SNAP generates a solid and a liquid discharge. The solid discharge consists of the remains of seaweeds after the extraction of alginates which are composted. The liquid discharge is the wash water of the seaweeds, which is acidic and essentially contains organic TDS, sea salts, and sea sand.The spent water generated was divided in to three main categories: neutral, alkaline, and acid streams. The neutral water stream consists of wash water of various process equipments, tanks and floor, and the condensate water from the boiler. The alkaline water stream is produced during the digestion. The seaweeds are digested under alkaline conditions. The digested seaweeds are diluted with water and settled to remove the seaweed residue. The supernatant liquid from the settler is taken for further processing. The seaweed residue is further washed thoroughly and dewatered. The collected water is taken in the ‘alkali water recycle’ tank and reused for diluting the digested seaweeds. As for the acid water stream, the supernatant liquid from the settling tanks is acidified and precipitated to recover the product. The acidic water is collected in the acidic water recycle tank. A portion of the acidic water is neutralized and taken with the alkali recycle water and reused for diluting the digested seaweeds. A portion of the acidic water is reused for washing the seaweeds. About 30 kl of acidic water as a blow down is sent to the treatment plant. The acidic water was neutralized with caustic soda by the industry, settled to remove the total suspended solids and evaporated on solar evaporation ponds (SEPs). The dried solids were recovered from the SEP and stored in a secured landfill.


C. turgidus was isolated from SNAP ETP site and identified following the monograph of Desikachary28. As Chroococcus sp. can grow in both fresh water and salt media, it was first inoculated in Bold Basal medium and was then transferred to F/2 medium for maintenance. Laboratory cultivation was carried out at 24±1°C in a thermostatically controlled room and illuminated with cool white fluorescent lamps (Philips 40 W, cool daylight 6500k) at an intensity of 2000 lux in a 12:12 light dark regime.

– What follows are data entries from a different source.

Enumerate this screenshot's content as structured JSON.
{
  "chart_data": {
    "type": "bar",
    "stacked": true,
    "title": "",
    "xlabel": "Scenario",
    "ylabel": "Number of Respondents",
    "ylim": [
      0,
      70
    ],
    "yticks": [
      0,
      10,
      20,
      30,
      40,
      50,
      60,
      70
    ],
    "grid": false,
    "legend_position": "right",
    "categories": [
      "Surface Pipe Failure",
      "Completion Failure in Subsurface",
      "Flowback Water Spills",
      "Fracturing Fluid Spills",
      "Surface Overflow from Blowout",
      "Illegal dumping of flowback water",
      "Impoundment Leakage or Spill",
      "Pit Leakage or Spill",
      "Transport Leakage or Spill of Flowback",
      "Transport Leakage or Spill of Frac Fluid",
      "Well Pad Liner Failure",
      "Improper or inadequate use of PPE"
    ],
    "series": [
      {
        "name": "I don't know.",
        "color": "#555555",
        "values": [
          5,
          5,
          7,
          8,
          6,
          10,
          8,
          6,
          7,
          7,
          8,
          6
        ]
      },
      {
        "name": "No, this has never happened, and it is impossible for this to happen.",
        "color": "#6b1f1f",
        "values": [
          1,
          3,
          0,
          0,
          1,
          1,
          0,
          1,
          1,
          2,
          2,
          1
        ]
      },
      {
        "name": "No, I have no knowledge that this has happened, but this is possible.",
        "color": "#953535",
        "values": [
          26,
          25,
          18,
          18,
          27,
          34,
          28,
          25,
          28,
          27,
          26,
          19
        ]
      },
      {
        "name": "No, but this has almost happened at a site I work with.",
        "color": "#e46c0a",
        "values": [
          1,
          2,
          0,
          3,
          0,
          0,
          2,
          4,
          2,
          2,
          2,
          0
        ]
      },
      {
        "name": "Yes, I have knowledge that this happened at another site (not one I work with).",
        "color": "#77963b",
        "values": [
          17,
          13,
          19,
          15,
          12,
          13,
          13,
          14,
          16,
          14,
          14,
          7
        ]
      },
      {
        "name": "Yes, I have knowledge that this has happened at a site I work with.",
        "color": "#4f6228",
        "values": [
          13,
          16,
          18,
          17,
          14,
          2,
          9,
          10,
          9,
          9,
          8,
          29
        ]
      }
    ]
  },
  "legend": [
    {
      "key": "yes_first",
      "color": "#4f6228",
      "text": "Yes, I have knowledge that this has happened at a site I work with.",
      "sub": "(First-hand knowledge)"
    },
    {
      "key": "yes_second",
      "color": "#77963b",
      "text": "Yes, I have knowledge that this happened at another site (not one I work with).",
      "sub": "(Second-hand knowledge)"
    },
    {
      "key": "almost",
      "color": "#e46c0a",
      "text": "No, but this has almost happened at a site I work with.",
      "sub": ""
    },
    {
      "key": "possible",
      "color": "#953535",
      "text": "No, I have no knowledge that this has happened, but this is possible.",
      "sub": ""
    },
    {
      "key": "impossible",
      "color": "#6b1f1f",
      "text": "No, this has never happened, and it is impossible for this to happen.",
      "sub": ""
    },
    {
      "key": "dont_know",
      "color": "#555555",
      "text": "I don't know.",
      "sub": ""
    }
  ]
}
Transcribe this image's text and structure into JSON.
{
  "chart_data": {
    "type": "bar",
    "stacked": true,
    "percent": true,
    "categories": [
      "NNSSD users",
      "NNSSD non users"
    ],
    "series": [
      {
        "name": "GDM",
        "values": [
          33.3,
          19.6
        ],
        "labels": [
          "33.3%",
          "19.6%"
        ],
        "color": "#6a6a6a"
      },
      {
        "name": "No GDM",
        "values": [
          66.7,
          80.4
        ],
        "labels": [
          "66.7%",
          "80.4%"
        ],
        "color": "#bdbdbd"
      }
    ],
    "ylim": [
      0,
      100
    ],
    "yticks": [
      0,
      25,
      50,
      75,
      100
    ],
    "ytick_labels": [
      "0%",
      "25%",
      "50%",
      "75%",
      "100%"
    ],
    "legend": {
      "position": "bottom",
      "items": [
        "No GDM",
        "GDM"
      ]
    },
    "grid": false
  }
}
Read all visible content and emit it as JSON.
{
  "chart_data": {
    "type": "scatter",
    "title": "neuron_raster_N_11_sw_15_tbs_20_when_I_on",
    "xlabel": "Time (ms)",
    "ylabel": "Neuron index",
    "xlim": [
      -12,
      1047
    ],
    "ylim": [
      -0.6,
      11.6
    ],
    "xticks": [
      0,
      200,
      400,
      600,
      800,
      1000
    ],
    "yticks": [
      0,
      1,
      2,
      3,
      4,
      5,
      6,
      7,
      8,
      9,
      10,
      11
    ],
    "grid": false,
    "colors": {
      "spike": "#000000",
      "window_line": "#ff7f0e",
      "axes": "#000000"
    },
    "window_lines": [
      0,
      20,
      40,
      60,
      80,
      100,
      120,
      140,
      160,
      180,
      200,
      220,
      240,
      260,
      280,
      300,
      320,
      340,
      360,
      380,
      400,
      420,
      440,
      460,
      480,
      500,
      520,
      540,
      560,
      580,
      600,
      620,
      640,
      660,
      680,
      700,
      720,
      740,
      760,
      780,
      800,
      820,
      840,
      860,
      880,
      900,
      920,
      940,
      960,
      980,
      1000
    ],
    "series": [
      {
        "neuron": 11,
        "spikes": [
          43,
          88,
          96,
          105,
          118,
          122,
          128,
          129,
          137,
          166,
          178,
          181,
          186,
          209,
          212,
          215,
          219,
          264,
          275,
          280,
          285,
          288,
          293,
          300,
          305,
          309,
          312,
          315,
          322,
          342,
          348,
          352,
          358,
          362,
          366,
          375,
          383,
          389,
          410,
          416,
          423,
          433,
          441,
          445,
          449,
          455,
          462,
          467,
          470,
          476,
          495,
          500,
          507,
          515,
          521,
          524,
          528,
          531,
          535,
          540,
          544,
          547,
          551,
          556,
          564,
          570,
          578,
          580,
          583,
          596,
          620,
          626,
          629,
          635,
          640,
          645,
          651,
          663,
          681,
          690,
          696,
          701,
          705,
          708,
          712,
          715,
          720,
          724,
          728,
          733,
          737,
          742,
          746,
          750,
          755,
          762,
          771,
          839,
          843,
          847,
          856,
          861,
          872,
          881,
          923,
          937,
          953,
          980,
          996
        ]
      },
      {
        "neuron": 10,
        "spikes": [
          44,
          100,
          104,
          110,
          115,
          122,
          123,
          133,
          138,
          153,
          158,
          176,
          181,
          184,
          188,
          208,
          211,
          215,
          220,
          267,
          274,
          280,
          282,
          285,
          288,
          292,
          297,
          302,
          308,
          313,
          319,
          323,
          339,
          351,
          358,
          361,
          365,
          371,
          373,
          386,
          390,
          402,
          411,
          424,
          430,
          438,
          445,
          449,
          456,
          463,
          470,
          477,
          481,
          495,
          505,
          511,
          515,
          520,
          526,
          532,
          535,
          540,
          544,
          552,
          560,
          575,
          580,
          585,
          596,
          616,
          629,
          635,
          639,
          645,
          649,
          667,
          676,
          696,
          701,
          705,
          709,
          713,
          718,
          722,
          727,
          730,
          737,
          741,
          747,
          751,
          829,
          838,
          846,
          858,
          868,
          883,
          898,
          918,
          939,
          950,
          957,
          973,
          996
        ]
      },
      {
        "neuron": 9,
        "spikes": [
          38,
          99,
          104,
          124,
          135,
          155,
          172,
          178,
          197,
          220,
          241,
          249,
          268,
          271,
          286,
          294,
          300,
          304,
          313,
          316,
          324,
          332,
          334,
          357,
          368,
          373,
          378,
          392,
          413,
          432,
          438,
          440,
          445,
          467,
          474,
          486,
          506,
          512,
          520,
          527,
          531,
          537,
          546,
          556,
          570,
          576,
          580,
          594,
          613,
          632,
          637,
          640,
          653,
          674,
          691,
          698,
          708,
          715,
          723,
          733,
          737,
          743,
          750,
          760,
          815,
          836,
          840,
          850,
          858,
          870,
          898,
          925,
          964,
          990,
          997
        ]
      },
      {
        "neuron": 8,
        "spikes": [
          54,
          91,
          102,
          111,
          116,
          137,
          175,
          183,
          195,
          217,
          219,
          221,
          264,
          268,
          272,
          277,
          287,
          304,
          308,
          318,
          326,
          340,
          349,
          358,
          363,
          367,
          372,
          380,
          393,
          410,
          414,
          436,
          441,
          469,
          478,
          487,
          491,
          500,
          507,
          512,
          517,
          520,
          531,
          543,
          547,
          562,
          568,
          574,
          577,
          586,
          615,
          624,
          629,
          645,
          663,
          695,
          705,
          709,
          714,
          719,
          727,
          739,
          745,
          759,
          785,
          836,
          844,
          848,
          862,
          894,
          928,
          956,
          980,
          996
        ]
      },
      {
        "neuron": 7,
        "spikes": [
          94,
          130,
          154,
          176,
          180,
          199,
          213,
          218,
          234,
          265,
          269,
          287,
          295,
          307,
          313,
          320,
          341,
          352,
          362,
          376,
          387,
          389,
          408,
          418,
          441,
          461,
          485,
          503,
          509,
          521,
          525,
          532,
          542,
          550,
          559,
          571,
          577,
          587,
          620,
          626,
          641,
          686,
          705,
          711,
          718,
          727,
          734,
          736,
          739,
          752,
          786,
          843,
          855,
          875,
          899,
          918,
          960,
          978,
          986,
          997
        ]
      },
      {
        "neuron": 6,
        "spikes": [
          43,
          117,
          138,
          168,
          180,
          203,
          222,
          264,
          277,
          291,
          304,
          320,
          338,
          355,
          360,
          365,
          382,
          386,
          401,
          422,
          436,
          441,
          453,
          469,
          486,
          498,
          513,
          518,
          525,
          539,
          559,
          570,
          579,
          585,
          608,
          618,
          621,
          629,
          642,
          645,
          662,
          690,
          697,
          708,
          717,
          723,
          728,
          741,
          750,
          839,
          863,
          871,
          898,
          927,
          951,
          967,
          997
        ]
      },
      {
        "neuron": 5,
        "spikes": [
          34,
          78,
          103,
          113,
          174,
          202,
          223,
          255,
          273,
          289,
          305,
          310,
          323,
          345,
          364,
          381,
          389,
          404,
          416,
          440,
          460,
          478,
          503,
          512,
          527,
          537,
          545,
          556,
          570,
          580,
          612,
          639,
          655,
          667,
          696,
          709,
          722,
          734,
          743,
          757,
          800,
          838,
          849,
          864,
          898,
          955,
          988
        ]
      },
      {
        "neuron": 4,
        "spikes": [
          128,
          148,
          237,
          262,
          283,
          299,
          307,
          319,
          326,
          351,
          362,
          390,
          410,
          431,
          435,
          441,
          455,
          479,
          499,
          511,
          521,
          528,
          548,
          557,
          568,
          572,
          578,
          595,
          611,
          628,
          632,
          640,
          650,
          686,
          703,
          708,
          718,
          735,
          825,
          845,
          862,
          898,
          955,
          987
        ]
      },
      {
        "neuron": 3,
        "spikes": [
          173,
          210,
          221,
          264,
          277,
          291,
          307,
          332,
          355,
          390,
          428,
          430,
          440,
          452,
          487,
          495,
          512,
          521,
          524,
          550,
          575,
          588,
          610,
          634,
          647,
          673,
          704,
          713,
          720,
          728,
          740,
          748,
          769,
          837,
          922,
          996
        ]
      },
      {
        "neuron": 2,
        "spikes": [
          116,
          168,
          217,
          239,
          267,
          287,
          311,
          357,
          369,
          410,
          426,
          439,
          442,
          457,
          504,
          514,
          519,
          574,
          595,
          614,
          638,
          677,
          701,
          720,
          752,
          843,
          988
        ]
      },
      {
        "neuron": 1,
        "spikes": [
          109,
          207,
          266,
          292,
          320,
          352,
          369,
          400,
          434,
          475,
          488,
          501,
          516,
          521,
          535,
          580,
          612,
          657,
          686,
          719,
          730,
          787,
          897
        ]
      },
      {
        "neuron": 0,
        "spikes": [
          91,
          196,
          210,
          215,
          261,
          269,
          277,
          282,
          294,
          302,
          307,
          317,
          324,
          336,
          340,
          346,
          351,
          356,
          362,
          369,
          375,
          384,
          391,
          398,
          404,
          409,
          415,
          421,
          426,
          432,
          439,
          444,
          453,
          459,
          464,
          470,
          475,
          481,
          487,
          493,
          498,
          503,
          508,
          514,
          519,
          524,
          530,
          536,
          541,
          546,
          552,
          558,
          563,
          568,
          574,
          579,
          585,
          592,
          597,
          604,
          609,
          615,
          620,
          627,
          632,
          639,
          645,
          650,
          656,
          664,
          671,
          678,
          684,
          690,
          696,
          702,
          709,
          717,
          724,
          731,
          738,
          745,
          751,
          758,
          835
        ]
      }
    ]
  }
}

The SEPs were built to evaporate the liquid effluent after neutralization. The total area covered was 11000 m2. The number of ponds built was 11. All the ponds were built in concrete and had a depth of 45 cm. Each pond is interconnected in such a way that the flow of effluent is by gradient. 30 kl of effluent is the input per day. To evaporate 30 kl of water per day at 4.5 mm per day the required area of the pond is 6750 m2. For our experimental purposes, Tank A (40 m×47.5 m×45 cm) was used. The area covered was 1900 m2 and the total capacity was 8850 l. The depth of the effluent was maintained below 40 cm. The SEPs were later termed HRA ponds when phycoremediation was employed. No mixing, agitation, or aeration was done.